After the provider, usually with the assistance of legal counsel, answers the state's administrative complaint, the next step is for the provider and his or her counsel to attend a compliance conference with members of the AG's office and members of the BHP. At this meeting, the provider will be expected to explain whether and how he or she has not violated, or complied with, the Public Health Code. This stage presents an opportunity to settle the case with the State of Michigan.

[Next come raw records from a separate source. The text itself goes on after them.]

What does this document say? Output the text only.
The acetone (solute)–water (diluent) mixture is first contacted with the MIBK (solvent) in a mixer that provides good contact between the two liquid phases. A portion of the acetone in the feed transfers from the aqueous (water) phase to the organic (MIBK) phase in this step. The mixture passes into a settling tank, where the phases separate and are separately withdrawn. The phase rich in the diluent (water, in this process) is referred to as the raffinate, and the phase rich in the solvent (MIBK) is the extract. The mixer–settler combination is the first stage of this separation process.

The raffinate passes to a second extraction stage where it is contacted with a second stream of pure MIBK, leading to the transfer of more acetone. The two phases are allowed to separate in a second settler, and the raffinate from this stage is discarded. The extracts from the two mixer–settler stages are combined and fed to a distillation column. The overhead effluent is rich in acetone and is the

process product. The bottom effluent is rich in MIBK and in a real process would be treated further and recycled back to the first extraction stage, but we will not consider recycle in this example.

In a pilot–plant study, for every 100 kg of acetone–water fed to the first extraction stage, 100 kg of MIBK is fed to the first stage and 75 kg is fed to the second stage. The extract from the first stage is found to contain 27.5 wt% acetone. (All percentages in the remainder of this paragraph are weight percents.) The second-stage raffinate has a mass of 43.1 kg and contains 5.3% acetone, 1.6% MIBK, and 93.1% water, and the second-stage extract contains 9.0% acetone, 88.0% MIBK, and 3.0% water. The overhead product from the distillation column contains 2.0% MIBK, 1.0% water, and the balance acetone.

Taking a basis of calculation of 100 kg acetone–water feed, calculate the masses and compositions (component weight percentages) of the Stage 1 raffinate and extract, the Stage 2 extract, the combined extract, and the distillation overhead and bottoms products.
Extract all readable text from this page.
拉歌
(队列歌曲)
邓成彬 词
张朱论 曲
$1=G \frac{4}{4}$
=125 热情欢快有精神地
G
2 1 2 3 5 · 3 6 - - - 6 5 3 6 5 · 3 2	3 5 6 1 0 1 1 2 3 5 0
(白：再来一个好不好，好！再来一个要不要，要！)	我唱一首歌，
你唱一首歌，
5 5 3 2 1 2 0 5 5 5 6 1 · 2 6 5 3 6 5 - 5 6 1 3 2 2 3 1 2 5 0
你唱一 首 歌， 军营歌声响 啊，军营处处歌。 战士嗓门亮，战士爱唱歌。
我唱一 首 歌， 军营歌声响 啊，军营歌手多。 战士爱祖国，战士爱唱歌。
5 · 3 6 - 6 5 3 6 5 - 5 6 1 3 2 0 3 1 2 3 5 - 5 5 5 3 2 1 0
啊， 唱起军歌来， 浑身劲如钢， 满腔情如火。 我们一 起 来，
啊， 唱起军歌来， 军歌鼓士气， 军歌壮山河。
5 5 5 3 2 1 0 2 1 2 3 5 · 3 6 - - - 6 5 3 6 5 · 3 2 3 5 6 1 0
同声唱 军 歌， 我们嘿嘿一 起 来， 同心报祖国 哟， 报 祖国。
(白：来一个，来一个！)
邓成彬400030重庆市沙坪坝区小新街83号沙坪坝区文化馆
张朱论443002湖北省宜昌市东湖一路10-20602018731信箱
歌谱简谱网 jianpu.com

If the provider and counsel are unable to settle the case after the compliance conference, the matter proceeds to a hearing before an Administrative Law Judge (ALJ). This hearing is very similar to a court proceeding and both sides, the provider and the AG's office, will present their cases: calling witness, presenting evidence, etc. Obviously, at this point a competent healthcare attorney is a necessity in order to effectively argue the provider's case before the ALJ.
Based upon the evidence at hearing the ALJ will make a ruling that serves as a recommendation for the BHP's relevant board (medicine, dental, nursing, pharmacy, etc.). The Board will meet and decide whether to adopt the ALJ's recommendation and, if the ALJ rules that the provider has violated the Public Health Code, whether to discipline the provider for this violation.
If, at any point in this process after the AG's office files an administrative complaint, the BHP imposes discipline upon the provider, there is significant risk that the BHP will be required to report the adverse action to the NPDB, which serves as a kind of "permanent record" for providers, accessible to employers, payors and the government. This adverse action will stay on the NPDB's record for a substantial amount of time, and can result in a provider being unable to be credentialed for employers and payors, and cause the provider even more stress and cost trying to fight the NPDB report.
What is the Process for Appealing a Medical Staff Determiation?
Many times, a provider will learn about an investigation by the Medical Executive Committee (MEC) of a hospital, or a similarly named oversight committee and attempt to defend him or herself against allegations of, for example, sub-par patient care, or substance diversion.
Normally, hospitals' fair hearing procedures allow a hearing before the MEC, or its designated panel, and explicitly allow a provider to be represented by counsel. These procedures allow usually allow for the calling of witness and the presentation of evidence. If the MEC rules against a physician, the physician is generally allowed at least one level of appeal within the hospital system.